The second story. Earlier this month, on Thursday 13th October 2016, my wife, Dolapo, and I received and welcomed back to freedom in Abuja, twenty-one (21) of the schoolgirls kidnapped by the Boko Haram insurgents from Chibok over two years ago.

After the trauma and deprivations of captivity on the day of their release, they looked frightened, malnourished, and unkempt. But such is the power of freedom that few days after the release, the girls were seen dancing and rejoicing heartily at a Thanksgiving service where their parents reunited with them for the first time in over two years!

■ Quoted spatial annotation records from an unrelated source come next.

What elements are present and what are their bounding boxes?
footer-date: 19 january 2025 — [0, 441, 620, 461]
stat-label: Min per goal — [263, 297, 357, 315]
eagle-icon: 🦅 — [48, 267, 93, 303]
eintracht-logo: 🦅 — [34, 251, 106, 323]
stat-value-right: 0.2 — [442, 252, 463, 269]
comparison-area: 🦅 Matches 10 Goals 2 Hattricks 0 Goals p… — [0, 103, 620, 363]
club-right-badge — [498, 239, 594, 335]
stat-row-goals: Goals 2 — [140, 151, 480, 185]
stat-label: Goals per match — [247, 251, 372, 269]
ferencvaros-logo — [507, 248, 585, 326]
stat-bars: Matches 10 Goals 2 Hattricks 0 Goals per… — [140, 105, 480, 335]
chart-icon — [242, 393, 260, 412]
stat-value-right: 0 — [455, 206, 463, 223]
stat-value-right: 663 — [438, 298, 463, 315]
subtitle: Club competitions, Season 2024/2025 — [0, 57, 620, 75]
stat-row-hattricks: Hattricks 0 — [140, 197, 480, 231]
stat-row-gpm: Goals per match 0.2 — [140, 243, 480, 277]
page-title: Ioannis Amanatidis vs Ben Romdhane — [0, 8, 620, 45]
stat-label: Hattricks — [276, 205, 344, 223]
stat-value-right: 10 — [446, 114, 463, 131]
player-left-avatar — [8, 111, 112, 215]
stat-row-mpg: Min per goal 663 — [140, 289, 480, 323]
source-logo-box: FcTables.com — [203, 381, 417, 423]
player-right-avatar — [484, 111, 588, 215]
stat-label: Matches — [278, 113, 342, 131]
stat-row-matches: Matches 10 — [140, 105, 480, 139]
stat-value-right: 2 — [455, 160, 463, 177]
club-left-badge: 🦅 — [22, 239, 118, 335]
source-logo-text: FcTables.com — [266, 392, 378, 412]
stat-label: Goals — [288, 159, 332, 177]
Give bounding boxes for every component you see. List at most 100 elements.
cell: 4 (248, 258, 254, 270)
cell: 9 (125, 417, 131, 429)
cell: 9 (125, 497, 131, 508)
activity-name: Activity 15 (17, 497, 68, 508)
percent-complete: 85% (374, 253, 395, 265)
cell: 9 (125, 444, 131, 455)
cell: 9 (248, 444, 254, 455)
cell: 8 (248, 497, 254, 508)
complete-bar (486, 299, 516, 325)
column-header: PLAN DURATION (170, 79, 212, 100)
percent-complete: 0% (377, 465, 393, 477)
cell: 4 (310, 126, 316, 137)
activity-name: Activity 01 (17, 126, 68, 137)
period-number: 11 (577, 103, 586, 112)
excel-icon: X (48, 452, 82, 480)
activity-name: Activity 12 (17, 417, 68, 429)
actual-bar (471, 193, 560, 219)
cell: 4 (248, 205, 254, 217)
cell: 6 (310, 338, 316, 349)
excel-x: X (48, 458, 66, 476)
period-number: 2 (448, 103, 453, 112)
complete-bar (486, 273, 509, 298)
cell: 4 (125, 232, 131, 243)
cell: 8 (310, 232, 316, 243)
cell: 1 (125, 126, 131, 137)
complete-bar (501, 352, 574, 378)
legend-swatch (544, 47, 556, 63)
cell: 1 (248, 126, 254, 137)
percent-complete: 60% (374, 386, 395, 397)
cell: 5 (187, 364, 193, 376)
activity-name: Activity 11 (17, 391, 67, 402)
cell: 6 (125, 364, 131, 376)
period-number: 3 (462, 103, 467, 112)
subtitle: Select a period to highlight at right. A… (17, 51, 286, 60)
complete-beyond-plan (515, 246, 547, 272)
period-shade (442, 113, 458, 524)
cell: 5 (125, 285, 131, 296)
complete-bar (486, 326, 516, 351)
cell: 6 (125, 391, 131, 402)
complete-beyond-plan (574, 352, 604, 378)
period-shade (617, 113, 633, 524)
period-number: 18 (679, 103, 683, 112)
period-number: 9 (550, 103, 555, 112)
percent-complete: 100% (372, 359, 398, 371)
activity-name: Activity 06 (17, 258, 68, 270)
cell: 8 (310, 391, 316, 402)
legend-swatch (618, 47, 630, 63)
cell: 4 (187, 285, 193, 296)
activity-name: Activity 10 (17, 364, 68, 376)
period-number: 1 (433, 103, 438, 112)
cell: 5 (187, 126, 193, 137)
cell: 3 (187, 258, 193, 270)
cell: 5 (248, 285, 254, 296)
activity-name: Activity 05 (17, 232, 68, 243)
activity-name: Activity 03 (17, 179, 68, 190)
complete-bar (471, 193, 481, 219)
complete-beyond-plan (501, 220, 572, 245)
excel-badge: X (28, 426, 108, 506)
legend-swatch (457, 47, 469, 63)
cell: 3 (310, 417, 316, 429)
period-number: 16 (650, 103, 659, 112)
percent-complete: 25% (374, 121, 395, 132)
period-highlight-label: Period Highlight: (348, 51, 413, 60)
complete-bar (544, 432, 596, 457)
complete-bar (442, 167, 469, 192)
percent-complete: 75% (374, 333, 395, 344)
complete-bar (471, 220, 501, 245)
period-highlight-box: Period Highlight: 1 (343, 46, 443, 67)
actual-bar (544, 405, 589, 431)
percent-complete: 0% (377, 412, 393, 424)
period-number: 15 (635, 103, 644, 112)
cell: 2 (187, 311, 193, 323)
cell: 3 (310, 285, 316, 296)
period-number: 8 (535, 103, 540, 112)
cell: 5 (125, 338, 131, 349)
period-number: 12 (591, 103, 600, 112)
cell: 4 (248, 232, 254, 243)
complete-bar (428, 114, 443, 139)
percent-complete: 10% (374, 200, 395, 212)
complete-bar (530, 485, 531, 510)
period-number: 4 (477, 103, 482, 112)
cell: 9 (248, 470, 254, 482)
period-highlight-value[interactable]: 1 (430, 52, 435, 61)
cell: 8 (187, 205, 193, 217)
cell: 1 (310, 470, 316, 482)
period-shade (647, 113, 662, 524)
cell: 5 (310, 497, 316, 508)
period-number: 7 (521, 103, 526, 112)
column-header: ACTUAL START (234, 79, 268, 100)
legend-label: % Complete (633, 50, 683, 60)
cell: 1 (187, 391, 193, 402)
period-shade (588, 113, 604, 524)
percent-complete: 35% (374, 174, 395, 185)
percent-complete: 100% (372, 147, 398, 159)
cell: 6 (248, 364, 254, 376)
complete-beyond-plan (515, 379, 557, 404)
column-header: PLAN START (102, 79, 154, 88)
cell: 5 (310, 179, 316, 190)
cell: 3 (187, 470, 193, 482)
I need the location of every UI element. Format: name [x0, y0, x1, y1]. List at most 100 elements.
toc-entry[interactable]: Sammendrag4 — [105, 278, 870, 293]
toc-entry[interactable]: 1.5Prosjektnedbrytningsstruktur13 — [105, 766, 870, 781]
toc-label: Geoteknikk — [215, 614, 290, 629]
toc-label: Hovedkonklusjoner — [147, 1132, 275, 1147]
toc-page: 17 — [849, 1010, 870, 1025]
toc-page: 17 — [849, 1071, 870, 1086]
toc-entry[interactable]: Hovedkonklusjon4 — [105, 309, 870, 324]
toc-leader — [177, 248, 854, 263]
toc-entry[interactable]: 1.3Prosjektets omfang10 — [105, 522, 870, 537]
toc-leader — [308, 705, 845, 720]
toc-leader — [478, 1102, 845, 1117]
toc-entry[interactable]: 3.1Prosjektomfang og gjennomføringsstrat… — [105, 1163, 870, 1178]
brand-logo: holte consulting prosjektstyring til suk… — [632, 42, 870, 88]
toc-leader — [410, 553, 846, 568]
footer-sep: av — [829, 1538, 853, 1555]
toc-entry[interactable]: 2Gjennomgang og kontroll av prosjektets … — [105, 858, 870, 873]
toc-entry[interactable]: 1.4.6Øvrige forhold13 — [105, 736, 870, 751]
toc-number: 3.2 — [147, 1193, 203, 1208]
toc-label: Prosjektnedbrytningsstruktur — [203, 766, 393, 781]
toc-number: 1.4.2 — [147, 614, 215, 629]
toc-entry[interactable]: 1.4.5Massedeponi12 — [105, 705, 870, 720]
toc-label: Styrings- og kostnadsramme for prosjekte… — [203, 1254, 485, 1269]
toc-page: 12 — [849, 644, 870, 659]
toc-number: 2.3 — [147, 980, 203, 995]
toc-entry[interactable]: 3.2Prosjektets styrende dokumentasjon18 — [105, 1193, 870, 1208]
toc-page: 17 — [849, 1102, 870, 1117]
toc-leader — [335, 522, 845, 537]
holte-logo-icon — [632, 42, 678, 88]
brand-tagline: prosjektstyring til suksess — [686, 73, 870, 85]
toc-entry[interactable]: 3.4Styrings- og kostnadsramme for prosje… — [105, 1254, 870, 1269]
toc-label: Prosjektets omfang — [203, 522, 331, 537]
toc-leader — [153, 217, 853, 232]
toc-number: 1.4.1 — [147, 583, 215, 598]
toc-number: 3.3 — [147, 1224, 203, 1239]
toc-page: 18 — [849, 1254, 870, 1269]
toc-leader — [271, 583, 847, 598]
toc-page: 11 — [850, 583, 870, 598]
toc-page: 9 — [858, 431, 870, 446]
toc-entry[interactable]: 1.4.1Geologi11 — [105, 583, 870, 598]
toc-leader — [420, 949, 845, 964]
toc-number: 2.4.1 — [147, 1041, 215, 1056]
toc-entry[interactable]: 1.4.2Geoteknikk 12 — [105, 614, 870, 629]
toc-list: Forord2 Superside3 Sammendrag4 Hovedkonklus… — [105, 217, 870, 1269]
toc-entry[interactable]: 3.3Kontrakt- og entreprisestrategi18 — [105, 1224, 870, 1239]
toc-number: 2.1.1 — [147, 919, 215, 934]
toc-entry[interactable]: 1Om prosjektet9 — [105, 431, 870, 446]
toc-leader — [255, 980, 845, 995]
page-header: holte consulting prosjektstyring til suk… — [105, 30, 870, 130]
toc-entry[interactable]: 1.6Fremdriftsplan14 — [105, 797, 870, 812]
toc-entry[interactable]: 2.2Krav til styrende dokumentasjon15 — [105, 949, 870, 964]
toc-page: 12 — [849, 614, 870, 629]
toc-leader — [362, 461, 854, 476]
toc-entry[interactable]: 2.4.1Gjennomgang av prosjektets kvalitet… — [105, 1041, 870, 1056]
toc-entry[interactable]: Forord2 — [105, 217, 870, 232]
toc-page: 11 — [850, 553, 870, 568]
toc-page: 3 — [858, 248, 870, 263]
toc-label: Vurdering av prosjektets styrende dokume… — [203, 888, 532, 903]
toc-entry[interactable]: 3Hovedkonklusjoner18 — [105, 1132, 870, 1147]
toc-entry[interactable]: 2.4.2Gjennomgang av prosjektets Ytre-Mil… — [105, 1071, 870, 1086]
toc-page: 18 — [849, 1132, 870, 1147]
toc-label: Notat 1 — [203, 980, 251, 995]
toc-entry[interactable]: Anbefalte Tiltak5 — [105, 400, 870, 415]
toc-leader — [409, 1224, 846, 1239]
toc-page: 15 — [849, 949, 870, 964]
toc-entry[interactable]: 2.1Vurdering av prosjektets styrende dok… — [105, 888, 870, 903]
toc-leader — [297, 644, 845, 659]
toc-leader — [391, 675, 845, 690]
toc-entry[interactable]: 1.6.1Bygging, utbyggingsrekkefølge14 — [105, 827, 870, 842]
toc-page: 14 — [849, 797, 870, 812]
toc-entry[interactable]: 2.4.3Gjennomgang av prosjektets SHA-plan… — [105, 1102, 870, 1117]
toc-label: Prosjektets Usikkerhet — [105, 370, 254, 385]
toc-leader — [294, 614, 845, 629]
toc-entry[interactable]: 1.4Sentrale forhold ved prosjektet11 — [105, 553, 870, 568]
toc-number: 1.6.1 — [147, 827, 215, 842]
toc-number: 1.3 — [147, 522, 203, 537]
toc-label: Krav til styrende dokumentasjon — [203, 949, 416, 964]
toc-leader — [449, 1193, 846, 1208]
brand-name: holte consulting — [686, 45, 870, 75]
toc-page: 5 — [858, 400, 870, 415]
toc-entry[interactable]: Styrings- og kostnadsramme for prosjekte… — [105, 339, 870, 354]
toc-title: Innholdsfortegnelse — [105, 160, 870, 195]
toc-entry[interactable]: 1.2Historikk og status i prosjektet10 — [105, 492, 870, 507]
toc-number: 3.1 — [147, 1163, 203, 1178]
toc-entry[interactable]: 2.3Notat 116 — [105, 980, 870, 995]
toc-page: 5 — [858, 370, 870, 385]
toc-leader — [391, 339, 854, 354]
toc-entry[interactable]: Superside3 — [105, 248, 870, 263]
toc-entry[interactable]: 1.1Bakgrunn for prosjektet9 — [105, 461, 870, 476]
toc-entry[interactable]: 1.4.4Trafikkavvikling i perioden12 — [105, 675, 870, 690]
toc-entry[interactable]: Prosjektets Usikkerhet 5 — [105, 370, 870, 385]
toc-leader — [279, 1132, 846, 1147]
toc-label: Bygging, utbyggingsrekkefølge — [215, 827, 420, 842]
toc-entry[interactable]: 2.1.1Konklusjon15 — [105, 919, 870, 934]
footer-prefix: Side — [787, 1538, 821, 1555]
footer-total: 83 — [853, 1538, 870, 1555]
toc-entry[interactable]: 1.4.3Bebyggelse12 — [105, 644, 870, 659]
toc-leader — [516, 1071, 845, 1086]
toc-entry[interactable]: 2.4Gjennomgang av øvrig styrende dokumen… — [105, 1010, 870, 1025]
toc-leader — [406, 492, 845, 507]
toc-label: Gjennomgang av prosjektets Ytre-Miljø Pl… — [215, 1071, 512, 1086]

What the stories of the Chibok girls and that of the converted suicide bomber point to is the certain defeat of the Boko Haram insurgency and the waning resonance of its underpinning ideology. While we had to put troops on the ground to liberate occupied territories and free captive people in the North East, we would have to continue the battle for the minds of the radicalized many, so that we can have more Aminas of Dikwa saying no to terrorist propositions of death, despair, and destruction.

Thank you for your attention.


I have drawn very generously from the following source of the Boko Haram phenomenon in Nigeria:

  1. Andrea Brigaglia, Annual Review of Islam in Africa issue No11 2012.
  2. “The disease is unbelief”: Boko Haram’s religious and political worldview”, Alex Thurston, The Brookings Project on U.S. Relations with the Islamic World, Analysis Paper, No.22, January 2016.


Within six months BH had been effectively dislodged from all the Local governments they once held and had retreated into Sambisa forest and the Northern border towns and villages. Their military capacity had been severely degraded, their supply lines effectively blocked.